Siendo ya rey de España Felipe II, y habiéndole dado calabazas su cuñada Isabel I de Inglaterra, la «Reina Virgen», fea hasta decir basta y protestante, se casó con Isabel de Valois, una francesita de 14 abriles, que la pobre moriría con 23 añicos (¡madre mía!), dejándole al rey tres hijas. También hay que decir que la sede de la corte imperial, que había estado más de cuarenta años en Toledo, Felipe II se la lleva a Madrid y allí permanecerá hasta que luego, su hijo Felipe III, por indicación de su valido el Duque de Lerma, que había inventado el «pelotazo» comprando «a peo» muchos inmuebles en Valladolid, decida trasladarla a dicha capital castellana durante 5 años, lo cual haría subir como la espuma los precios de los edificios. ¿Entiende la jugada del duque?
A todo esto, el rey Felipe II ha concebido la grandiosa idea de construir el gran megapalacio monasterio del Escorial, en base a un cambio en el testamento de su padre, que, muy malico y aguardando la llegada de la parca en Yuste, decidió que no lo sepultaran en Granada con sus papis y abuelos. ¡Veinticinco años! duró la obrica del Escorial, y por tener un motivo importante para el bestial desembolso de las arcas públicas, Felipe II lo quiso dedicar a la memoria del triunfo en la Batalla de San Quintín, donde tropas españolas e imperiales derrotaron a los franceses una vez más.

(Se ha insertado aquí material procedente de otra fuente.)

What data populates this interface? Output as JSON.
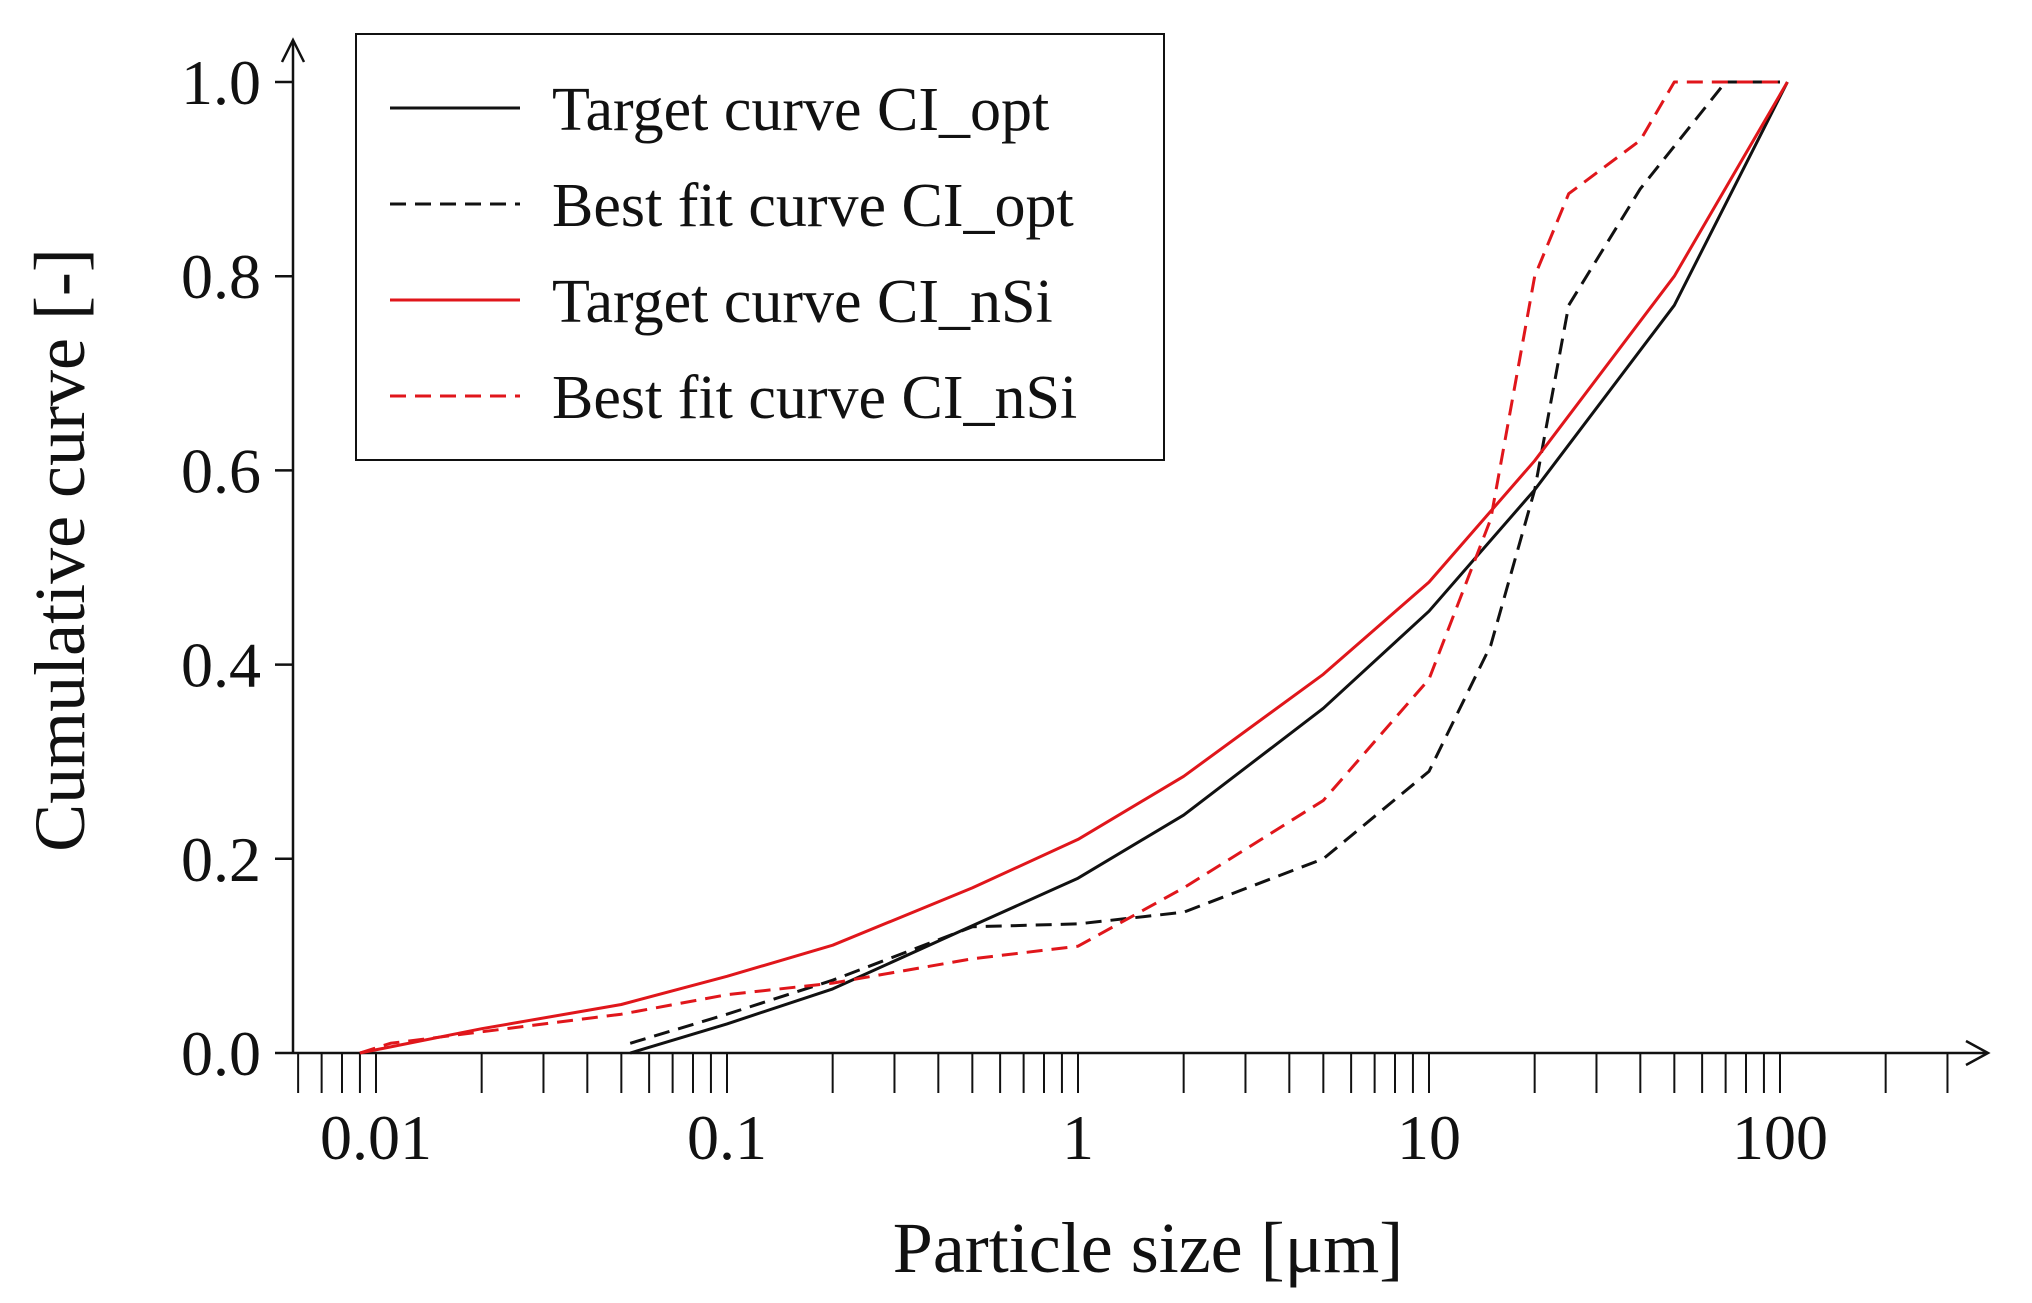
{
  "colors": {
    "black": "#111111",
    "red": "#e0161b",
    "background": "#ffffff"
  },
  "chart_data": {
    "type": "line",
    "title": "",
    "xlabel": "Particle size [μm]",
    "ylabel": "Cumulative curve [-]",
    "xscale": "log",
    "xlim": [
      0.006,
      350
    ],
    "ylim": [
      0,
      1
    ],
    "x_ticks": [
      0.01,
      0.1,
      1,
      10,
      100
    ],
    "x_tick_labels": [
      "0.01",
      "0.1",
      "1",
      "10",
      "100"
    ],
    "y_ticks": [
      0,
      0.2,
      0.4,
      0.6,
      0.8,
      1.0
    ],
    "y_tick_labels": [
      "0.0",
      "0.2",
      "0.4",
      "0.6",
      "0.8",
      "1.0"
    ],
    "grid": false,
    "legend_position": "top-left",
    "series": [
      {
        "name": "Target curve CI_opt",
        "color": "#111111",
        "dash": "solid",
        "x": [
          0.053,
          0.1,
          0.2,
          0.5,
          1,
          2,
          5,
          10,
          20,
          50,
          105
        ],
        "y": [
          0.0,
          0.03,
          0.066,
          0.131,
          0.18,
          0.245,
          0.355,
          0.455,
          0.58,
          0.77,
          1.0
        ]
      },
      {
        "name": "Best fit curve CI_opt",
        "color": "#111111",
        "dash": "dashed",
        "x": [
          0.053,
          0.1,
          0.2,
          0.5,
          1,
          2,
          5,
          10,
          15,
          20,
          25,
          40,
          70,
          100
        ],
        "y": [
          0.01,
          0.04,
          0.075,
          0.13,
          0.133,
          0.145,
          0.2,
          0.29,
          0.42,
          0.58,
          0.77,
          0.89,
          1.0,
          1.0
        ]
      },
      {
        "name": "Target curve CI_nSi",
        "color": "#e0161b",
        "dash": "solid",
        "x": [
          0.009,
          0.02,
          0.05,
          0.1,
          0.2,
          0.5,
          1,
          2,
          5,
          10,
          20,
          50,
          105
        ],
        "y": [
          0.0,
          0.025,
          0.05,
          0.079,
          0.111,
          0.17,
          0.22,
          0.285,
          0.39,
          0.485,
          0.61,
          0.8,
          1.0
        ]
      },
      {
        "name": "Best fit curve CI_nSi",
        "color": "#e0161b",
        "dash": "dashed",
        "x": [
          0.009,
          0.011,
          0.05,
          0.1,
          0.2,
          0.5,
          1,
          2,
          5,
          10,
          15,
          20,
          25,
          40,
          50,
          100
        ],
        "y": [
          0.0,
          0.01,
          0.04,
          0.06,
          0.072,
          0.097,
          0.11,
          0.17,
          0.26,
          0.385,
          0.55,
          0.8,
          0.885,
          0.94,
          1.0,
          1.0
        ]
      }
    ]
  }
}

¡Y allí está, el Monasterio del Escorial! Todo en él es grandioso, enorme, vetusto, pétreo, destacando su basílica, su panteón real y su biblioteca. Felipe II le cogió querencia al edificio y lo convirtió en su residencia favorita, desde donde gobernaba sus reinos. A todo esto, se había casado de nuevo con Ana de Austria, que también se le muere jovencica (tenía gafe con sus es posas), pero a la que llegó a hacerle 5 hijos, entre ellos el heredero al trono de las Españas, que sería Felipe III. Finalmente, enfermo para morir, y muy católico el pobre, pide que lo lleven desde Madrid al Escorial a hombros en una silla de madera (un palanquín) para entregar su alma a Dios entre aquellos fríos muros.